For most people these phrases, regardless of whether it's John 3:16 or that line about the pointlessness of looking for fairies at the bottom of the garden, are just words, and the new evangelist hits a stage of disillusionment, which might mean that they settle down and realise that something else is at play, and rebuild themselves around that, or they try endless refinements of the transformative truth in the hopes of bringing others to the place that they had been brought to (a tactic not without success, certainly enough success that it keeps some people going for a lifetime), or they begin to doubt sufficiently to give up the whole faith after a season as a bad lot.

I've seen them all.
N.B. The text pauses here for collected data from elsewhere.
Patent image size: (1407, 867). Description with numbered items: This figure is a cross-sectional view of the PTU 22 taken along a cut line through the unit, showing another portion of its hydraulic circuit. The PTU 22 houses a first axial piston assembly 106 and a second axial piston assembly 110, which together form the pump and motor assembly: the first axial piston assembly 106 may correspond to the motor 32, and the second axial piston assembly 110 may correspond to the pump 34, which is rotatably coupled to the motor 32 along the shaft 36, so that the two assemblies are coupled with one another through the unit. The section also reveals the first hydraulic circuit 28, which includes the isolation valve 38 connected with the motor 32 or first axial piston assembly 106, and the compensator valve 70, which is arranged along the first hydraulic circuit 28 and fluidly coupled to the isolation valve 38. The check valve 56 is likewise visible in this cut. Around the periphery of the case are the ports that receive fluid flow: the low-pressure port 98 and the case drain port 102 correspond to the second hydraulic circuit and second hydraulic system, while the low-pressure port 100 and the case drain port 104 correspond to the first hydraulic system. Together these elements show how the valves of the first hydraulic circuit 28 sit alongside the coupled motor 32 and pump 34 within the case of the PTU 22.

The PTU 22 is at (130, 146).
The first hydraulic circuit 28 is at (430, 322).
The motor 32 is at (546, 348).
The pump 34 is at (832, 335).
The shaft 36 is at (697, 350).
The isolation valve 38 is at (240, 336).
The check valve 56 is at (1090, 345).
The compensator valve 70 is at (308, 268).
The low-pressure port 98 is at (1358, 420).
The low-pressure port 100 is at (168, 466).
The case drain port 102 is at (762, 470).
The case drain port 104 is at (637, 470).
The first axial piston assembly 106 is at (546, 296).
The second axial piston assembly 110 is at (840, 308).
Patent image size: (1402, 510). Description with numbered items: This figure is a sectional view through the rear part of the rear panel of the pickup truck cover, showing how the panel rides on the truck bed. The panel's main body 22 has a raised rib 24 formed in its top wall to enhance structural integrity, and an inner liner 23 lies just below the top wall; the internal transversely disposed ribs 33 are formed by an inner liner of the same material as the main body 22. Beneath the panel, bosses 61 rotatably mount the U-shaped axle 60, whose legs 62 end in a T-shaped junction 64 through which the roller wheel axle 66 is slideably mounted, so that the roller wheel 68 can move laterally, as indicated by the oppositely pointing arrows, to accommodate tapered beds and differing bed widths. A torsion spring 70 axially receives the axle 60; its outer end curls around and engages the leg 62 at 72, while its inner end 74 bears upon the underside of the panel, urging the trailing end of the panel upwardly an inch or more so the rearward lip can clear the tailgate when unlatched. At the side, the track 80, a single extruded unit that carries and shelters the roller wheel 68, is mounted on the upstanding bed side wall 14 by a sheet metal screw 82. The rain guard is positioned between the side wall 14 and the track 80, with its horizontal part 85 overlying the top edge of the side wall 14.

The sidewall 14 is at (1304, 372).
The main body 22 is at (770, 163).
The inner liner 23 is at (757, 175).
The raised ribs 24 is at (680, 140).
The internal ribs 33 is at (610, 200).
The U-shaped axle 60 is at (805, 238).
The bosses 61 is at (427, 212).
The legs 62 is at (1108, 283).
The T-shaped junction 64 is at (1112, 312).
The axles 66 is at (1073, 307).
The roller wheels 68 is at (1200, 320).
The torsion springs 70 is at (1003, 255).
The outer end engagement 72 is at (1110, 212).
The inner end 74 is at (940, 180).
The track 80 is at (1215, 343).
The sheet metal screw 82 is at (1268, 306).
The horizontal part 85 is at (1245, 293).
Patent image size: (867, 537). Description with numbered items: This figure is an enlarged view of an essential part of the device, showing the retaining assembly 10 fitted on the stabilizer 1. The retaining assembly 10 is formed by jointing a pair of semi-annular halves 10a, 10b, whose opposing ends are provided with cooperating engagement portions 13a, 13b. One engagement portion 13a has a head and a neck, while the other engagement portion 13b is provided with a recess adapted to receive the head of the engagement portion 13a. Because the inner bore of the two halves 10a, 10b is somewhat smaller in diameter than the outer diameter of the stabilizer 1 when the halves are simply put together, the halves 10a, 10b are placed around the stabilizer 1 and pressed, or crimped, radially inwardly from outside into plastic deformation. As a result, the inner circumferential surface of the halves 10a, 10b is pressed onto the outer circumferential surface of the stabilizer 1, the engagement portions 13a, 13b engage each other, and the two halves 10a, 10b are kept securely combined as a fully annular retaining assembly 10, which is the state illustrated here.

Hell, I've been at least one of them myself.

On the 5th October 1994, at about 8.45pm, a boy said something to me that was banal and to be honest probably not even theologically correct in any traditional expression of Christology, but at the time it turned me upside down. It remade me. I am not that boy anymore, and actually I left behind that particular expression of faith pretty quickly, but I never unconverted. I have never been quite able to shake the profound reach of that moment upon me, and although my beliefs have changed (and deeply), I exist in its context. It is the single most shattering moment of my life. In some ways it began the path from adolescence to adulthood. It made me who I am. If I cannot do other than to say that I am still a practising member of at least one religion, it is because, for all the disillusionments that have changed me since, that one moment never lost its hold on me.

I think I was twenty when I first came across the Augustine passage above, and I've returned to it over and over and translated it several times, each time unsatisfyingly. In the Latin it's beautiful, its cadences and rhythms and symmetries conducive to, well, a small restatement of that original moment of enlightenment.

I asked for it to be read (in one of my translations) at my wedding.

I think it's the nearest anything I've read comes to describing the indescribable, the moment of being transformed by an idea. Except of course, if you've never experienced a moment of transforming enlightenment, can it even describe that?

I don't know. As much as I suspect it's impossible to describe the experience of enlightenment to one who has not seen enlightenment, it works the other way, too. The moment that this mixture of internal and external forces makes its change in you it becomes literally impossible to conceive what it was like for you without it. Even the experience of disillusionment doesn't remove that. You never truly go back.

I was transformed. I experienced myth. I left the world of the rational behind forever.

I was annihilated and remade. The implications of this scare me sometimes.